La formation d’Ouvrier professionnel en écoconstruction est tournée vers la mise en œuvre de matériaux biosourcés et géosourcés selon le principe de bioclimatisme. Il intègre lui aussi une volonté de sobriété énergétique.

Ce sont des métiers qui demandent, en revanche, une prédisposition au travail manuel. Matthieu Beth a suivi, il y a une quinzaine d’années, la formation d’ouvrier professionnel en restauration du patrimoine proposé par la fédération. Il raconte : « Ce qui m’a plu dans cette formation c’est le côté généraliste. On a une vision large du bâtiment. On balaye beaucoup de corps de métiers. On ne devient pas spécialiste, mais on a une vision globale des problèmes. Une formation qui conjugue parfaitement la théorie et la pratique ».

Un an après la formation, il crée son entreprise Éco2scop. À travers celle-ci, il propose la construction de maisons en bois et en paille, des rénovations de toitures, de l’isolation extérieure, mais aussi des charpentes, le tout avec des techniques écologiques, basées sur des matériaux sains, durables et respectueux de l’environnement. L’objectif de la démarche ? Garantir une performance thermique optimale.

Ces formations durent de 9 à 12 mois, avec plusieurs stages en entreprise. Elles ont un coût, mais peuvent être intégralement financées, par Pôle Emploi notamment.
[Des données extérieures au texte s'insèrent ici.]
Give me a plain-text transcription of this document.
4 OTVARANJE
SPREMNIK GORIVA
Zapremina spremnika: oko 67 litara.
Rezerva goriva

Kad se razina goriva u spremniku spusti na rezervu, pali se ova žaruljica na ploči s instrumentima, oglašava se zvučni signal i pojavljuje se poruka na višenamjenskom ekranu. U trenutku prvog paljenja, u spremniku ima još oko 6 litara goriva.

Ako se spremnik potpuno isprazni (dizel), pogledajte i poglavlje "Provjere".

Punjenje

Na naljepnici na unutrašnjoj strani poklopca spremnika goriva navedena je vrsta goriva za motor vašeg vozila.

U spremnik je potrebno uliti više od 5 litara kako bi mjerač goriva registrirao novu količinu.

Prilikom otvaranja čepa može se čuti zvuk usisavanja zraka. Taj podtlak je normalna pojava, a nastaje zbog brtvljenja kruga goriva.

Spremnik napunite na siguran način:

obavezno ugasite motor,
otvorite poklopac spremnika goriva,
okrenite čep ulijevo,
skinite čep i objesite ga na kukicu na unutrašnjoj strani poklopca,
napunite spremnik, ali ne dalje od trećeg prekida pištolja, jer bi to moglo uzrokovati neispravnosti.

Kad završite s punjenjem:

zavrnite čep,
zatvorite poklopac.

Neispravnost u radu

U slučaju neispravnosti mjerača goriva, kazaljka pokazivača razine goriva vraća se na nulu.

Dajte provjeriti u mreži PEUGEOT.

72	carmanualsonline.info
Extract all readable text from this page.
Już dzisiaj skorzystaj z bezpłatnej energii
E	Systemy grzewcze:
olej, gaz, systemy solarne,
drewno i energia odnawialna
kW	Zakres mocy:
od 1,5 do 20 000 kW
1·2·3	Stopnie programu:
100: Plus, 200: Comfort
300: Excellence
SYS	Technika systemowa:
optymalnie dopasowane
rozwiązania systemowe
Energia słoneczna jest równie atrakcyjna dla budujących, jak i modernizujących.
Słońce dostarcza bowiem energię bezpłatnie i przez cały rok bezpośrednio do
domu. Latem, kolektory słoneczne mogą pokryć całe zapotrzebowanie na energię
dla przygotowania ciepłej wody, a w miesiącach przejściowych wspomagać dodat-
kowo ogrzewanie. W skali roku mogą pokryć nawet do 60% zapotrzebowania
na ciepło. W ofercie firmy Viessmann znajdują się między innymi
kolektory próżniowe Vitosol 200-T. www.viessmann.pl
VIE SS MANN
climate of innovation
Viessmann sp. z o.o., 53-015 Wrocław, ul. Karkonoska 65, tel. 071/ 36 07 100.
Pour ceux qui préfèrent un format plus spécifique et en distanciel, Gautier de Faisons le mur propose des formations thématiques en ligne. Il a lui-même suivi une formation d’Ouvrier professionnel en éco-construction et transmet avec passion ses connaissances, aux professionnels comme aux particuliers. Outre ses fiches de recettes exhaustives sur les peintures écologiques et les enduits naturels, il propose une formation aux Enduits d’intérieur à la chaux, à La Peinture à la Caséine, et aux Solutions Anti-Humidité dans le Bâti Ancien.

Artisan d’art autrement

L’artisanat a le vent en poupe

Ça ne vous a sans doute pas échappé, ces dernières années, les métiers artisanaux ont la cote. En 2018, le livre Nouveaux Artisans dressait le portrait d’une génération qui bouscule les codes. Des néo-artisans en quête de sens, de métiers manuels, ancrés dans le réel, a contrario des métiers qu’ils avaient généralement occupés précédemment. Cet engouement s’est également trouvé du côté des consommateurs. Tant et si bien que de grandes marques de décoration ont imité un “style artisanal” fabriqué à l’autre bout du monde pour commercialiser des pièces à bas prix. Dans un monde dans lequel nous avons oublié le vrai prix des choses, cette concurrence rencontre un réel succès, au détriment des artisans locaux. Le grand public ne comprend pas leurs prix pourtant justes. De nombreux artisans se sont prononcés sur les réseaux sociaux, tentant de mettre en garde les rêveurs, concernant les réalités quotidiennes de leur métier : il reste difficile de gagner sa vie en tant qu’artisan en France. Il est alors indispensable de se différencier, de réaffirmer haut et fort ses valeurs, voire d’imaginer d’autres façon complémentaires d’exercer son métier.

Devenir artisan engagé

De plus en plus d’artisans questionnent aujourd’hui leurs façons de faire et les matières premières utilisées. Ce n’est pas parce que c’est fabriqué artisanalement, que c’est écologique, et nombreux sont ceux qui prennent ce chemin. C’est le choix qu’ont fait Antoine et Manon Pluriel, en créant leur activité d’ébénistes : La fabrique Pluriel. “Nous voulions avant tout, que nos gestes n’aient pas d’impact sur l’environnement ». Tous les deux très sensibles à l’environnement depuis leur plus jeune âge, ils font le choix de ne travailler que du bois massif, et local. La région qu’ils habitent héberge de nombreuses forêts qui abritent du chêne, du châtaignier, ou encore du hêtre. Leur fournisseur se situe à seulement 4 kilomètres de chez eux. Les deux ébénistes amoureux du bois, font aussi attention à la quantité qu’ils prélèvent dans la nature :  ils prennent uniquement ce dont ils ont besoin, dans une démarche de ne pas consommer « trop ». Les huiles qu’ils utilisent sont naturelles et certifiées « Écolabel », garanties sans COV. Leurs déchets tels que les copeaux et les sciures, eux, prennent place au potager. Les chutes de bois sont transformées en petits objets ou en énergie calorifique grâce à leur chaudière dernière génération. Tout est optimisé afin de ne pas gaspiller, et produire au mieux un objet respectueux de l’environnement et sain pour l’humain. Le couple va même jusqu’à refuser des commandes si celles-ci les obligent à faillir à leurs valeurs. Aujourd’hui, cet engagement est récompensé. Ils viennent de se voir attribuer par la Chambre des Métiers le label « Artisan éco-responsable », un label encore régional.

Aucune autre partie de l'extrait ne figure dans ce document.